Study: Customers don't want data handled outside

24.10.2006
A customer will likely forgive a company once if a data security breach occurs and some of that customer's personal information is put at risk. But if the breach comes at the hands of a third-party vendor working for the original company, customers are likely to be less forgiving and will bolt to another firm for their products and services.

Those are some of the conclusions from a 17-page report, the "2006 Cost of Data Breach Study," released Monday by the Ponemon Institute LLC, an Elk Rapids, Mich.-based firm that looks at information and privacy management practices in business and government.

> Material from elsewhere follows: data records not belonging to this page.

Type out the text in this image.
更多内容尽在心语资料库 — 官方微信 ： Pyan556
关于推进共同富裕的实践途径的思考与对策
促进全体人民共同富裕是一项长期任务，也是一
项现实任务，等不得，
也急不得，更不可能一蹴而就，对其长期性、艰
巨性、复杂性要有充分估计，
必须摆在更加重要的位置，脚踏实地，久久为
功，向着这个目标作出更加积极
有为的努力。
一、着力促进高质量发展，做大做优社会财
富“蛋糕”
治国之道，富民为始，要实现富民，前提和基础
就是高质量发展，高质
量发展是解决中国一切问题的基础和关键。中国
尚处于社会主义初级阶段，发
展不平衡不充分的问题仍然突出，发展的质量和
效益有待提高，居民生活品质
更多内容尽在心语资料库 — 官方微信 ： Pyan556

"It turns out that a major cost... [is] lost business opportunities" when customers no longer trust companies they have worked with and seek out new business relationships, said Larry Ponemon, founder and chairman of the Ponemon Institute and an occasional Computerworld columnist. Given the recent spate of corporate data breaches involving lost laptops, stolen computers and hacked networks, Ponemon said he expected people to become desensitized to the problem -- and complacent.

That isn't what his research showed.

"They're not numb and they do care and they're leaving" business relationships with companies that don't adequately protect their personal information, he said.

The study, which was sponsored by security software vendors PGP Corp. in Palo Alto, Calif., and San Francisco-based Vontu, is based on surveys of 31 companies that had known data breaches earlier this year. This was the second year for the study, which last year focused on 14 companies that suffered data breaches.